Overall, the primary end point of the study was not met. The response rate of dyspnea relief within 48 h did not significantly defer among all groups (3 OM dose groups and pooled placebo: placebo, 41%; OM cohort 1, 42%; cohort 2, 47%; cohort 3, 51%; P = 0.33). Furthermore, none of the secondary outcomes of the study were met either. This included changes in baseline NT-proBNP, length of hospital stay, days alive out of the hospital until day 30, death by any cause or worsening HF within 7 days, dyspnea area under the curve (baseline to 5th day or discharge), and dyspnea by 7-point Likert scale at each scheduled assessment. However, there was suggestion that OM resulted in greater dyspnea relief at 48 h (placebo, 37% vs. OM, 51%; P = 0.034) and through 5 days (P = 0.038) in the high-dose cohort. Despite not meeting primary and secondary end points, the study does reflect a common theme observed in OM studies. There was an increase in left ventricular (LV) ejection systolic time (P < 0.0001) and decrease in end systolic dimension (P < 0.05). Serious adverse events between placebo and OM group on day 30 were statistically similar (placebo: n = 70 [23%] vs. OM: n = 66 [22%]). However, plasma troponin concentrations were higher in OM cohort groups compared with placebo (median difference at 48 h, 0.004 ng/ml) but were not associated with increased myocardial ischemic events.
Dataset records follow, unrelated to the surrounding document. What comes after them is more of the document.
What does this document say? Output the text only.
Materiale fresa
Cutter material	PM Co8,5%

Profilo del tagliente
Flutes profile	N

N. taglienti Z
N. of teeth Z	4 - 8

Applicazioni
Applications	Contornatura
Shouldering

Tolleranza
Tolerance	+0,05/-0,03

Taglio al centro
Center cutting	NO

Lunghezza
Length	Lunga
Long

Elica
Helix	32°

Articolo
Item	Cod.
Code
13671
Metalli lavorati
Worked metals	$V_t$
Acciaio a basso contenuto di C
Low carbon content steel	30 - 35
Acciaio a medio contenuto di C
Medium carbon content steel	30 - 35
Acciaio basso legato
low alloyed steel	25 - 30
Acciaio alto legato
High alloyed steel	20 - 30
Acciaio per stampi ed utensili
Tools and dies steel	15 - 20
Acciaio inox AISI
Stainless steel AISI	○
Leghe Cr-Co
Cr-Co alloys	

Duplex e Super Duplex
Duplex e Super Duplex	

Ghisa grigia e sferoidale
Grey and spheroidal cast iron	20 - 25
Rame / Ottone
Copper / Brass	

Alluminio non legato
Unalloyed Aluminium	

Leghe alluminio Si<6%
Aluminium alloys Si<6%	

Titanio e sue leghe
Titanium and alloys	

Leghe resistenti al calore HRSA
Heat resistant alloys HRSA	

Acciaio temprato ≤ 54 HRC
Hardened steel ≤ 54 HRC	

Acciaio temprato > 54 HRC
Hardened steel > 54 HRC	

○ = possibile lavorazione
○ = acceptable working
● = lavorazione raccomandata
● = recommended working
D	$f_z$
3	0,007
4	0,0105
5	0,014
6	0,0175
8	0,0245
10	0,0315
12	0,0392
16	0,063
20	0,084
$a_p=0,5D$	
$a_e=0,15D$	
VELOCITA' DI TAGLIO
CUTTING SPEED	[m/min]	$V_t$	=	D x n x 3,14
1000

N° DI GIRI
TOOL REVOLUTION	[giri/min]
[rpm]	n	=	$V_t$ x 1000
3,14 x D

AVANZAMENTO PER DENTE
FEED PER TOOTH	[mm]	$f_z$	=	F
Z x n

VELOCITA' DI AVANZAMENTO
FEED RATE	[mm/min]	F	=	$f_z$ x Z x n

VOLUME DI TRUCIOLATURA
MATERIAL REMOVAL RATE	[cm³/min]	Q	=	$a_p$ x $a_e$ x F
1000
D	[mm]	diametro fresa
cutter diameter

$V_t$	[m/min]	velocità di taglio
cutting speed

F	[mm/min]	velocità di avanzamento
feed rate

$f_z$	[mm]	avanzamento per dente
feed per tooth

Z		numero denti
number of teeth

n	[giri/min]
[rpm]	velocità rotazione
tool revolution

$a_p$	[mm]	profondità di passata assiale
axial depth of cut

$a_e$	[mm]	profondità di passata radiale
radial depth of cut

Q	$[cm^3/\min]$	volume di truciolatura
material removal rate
Overall, ATOMIC-HF trial did not show statistical significance in dyspnea symptoms with OM compared to placebo, and the study remains underpowered to look at clinical outcomes. The serial enrollment of cohorts separated by months significantly limited analysis of the study. It resulted in differences in patient population and placebo response rate, consequently confounding the comparisons of the pooled placebo cohort with the individual OM cohorts.[16]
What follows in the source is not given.